NAND flash is a type of memory storage used in a variety of electronic devices, such as SSDs, USB flash drives, memory cards, and mobile phones. NAND flash is popular due to its ability to quickly save and read data, even after the power supply is disconnected.

What are the main types of NAND flash memory?

NAND flash memory can occur in three main forms: standalone chip, monolithic chip (monolith), and Chip-On-Board (COB). The choice depends on the specific application requirements for the given device or medium.

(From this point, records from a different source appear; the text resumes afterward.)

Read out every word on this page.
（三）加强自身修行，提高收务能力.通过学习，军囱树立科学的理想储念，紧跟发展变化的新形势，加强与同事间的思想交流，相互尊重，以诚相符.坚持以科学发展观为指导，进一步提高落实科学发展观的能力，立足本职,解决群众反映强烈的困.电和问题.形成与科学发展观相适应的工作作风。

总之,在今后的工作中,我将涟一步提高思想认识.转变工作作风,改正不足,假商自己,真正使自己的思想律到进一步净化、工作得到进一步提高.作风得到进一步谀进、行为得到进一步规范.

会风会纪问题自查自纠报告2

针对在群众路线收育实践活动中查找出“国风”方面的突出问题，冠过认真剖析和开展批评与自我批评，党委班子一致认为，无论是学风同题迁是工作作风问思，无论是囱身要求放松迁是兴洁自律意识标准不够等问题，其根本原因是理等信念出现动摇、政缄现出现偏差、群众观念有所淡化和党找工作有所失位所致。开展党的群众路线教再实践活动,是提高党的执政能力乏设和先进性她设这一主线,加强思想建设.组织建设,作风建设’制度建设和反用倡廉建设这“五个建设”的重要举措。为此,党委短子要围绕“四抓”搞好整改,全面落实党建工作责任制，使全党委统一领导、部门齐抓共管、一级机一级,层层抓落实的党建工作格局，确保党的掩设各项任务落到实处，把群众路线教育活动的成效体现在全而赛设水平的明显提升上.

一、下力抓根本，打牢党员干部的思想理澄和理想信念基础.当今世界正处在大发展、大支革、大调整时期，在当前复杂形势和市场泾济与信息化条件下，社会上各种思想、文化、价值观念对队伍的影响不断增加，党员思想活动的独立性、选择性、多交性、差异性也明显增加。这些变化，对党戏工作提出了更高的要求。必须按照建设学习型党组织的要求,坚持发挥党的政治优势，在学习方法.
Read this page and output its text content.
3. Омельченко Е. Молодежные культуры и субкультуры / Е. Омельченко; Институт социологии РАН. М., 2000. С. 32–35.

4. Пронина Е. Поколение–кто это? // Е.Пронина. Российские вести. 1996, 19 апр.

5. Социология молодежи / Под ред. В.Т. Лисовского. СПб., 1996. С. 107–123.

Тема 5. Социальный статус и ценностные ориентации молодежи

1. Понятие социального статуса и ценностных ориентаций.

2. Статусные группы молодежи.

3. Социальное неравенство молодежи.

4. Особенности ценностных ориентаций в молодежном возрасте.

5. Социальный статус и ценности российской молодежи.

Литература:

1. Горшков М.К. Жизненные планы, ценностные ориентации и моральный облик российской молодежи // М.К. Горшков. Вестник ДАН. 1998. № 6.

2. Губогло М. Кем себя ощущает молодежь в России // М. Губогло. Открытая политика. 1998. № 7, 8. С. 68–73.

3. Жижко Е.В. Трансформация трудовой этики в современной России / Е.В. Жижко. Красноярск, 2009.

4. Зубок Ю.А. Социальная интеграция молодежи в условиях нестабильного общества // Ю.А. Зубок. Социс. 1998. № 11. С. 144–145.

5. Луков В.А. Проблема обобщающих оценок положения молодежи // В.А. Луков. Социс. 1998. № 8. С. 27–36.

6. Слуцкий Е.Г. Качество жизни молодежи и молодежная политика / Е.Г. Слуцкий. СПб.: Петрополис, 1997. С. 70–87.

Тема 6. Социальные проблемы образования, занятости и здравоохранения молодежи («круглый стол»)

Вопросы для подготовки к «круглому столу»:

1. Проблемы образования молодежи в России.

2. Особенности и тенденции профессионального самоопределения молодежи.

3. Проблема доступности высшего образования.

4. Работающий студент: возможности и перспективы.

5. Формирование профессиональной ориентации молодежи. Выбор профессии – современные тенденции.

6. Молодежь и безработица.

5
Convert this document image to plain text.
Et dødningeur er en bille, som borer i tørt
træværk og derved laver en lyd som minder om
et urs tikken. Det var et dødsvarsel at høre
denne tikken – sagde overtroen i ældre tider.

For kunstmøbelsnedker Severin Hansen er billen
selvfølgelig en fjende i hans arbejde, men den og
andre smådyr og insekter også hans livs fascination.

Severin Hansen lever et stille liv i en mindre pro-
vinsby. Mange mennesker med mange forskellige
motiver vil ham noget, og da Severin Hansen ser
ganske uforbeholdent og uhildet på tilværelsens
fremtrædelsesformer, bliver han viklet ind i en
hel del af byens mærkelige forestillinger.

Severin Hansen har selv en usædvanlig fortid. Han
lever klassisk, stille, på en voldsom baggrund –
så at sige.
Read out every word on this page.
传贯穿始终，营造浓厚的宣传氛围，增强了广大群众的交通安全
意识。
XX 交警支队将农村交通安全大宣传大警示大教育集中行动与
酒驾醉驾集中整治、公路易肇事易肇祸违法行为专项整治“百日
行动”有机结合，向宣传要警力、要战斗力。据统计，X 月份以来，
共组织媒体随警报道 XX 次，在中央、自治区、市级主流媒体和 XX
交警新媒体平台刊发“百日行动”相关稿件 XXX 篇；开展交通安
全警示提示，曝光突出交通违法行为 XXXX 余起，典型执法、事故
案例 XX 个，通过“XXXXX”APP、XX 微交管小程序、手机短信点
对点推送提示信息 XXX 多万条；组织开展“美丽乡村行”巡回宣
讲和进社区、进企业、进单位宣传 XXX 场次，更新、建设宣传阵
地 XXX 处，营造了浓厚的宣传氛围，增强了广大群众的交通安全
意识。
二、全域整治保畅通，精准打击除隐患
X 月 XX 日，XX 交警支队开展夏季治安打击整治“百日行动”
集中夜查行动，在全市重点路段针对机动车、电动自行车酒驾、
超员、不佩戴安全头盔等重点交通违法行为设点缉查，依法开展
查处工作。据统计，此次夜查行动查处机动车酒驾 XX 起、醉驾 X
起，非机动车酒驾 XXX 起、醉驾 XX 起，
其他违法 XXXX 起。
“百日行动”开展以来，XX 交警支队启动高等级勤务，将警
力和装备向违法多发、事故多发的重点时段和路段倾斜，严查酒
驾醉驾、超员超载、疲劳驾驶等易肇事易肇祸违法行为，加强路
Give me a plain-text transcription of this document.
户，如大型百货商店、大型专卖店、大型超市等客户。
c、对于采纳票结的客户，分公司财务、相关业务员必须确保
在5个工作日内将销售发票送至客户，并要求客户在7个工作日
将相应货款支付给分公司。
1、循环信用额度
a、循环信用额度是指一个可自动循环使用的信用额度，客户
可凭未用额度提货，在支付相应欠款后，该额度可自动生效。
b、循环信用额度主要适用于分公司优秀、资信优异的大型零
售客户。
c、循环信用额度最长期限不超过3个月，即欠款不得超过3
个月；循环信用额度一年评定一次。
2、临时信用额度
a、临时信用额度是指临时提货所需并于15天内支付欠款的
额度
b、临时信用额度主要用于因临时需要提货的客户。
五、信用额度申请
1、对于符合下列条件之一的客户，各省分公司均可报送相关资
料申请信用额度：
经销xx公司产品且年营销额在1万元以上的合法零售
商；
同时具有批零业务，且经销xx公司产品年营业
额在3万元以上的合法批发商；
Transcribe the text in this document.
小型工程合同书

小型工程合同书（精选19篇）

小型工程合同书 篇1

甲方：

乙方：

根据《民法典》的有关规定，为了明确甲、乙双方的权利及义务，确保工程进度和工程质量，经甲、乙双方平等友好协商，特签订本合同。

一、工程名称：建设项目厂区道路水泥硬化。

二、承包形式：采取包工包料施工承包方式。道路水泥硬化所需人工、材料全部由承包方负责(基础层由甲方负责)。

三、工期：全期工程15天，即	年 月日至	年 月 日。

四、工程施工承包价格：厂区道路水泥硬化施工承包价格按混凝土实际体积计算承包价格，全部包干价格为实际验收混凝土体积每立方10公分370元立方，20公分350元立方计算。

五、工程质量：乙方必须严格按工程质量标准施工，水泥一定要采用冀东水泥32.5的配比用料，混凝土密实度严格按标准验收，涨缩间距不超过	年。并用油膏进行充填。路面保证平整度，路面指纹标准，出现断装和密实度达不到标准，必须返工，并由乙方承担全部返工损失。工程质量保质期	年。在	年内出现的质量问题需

What devices typically use NAND flash memory?

NAND flash memory is used in a wide range of electronic devices. You can find it in SSDs, USB flash drives, memory cards, mobile phones, and others.

Is data recovery from NAND - SSDs, mobile phones, memory cards, flash drives possible?

Yes, data recovery from NAND flash memory can be possible from various types of devices, including SSDs, mobile phones, memory cards, and others. The data recovery process can be complex and requires specialized tools and knowledge, but our company has extensive experience and has successfully recovered data from a large number of devices. If you need to recover data, contact us.

Is it possible to recover data from a damaged NAND chip?

If the NAND chip is physically damaged (typically cracked), data recovery becomes a very difficult task, often impossible. If the damage does not affect the memory blocks of the NAND chip, the data may still be recoverable.

What role does the controller play in NAND flash memory?

The controller in NAND flash memory is responsible for data management - it ensures their storage and reading from memory cells, manages errors, and controls a number of other advanced internal data management functions.

How can I prevent data loss from NAND flash memory?

Regular data backup is the best prevention of data loss. It is also recommended to protect devices from physical damage, such as shocks or extreme temperatures, that could damage the NAND flash memory.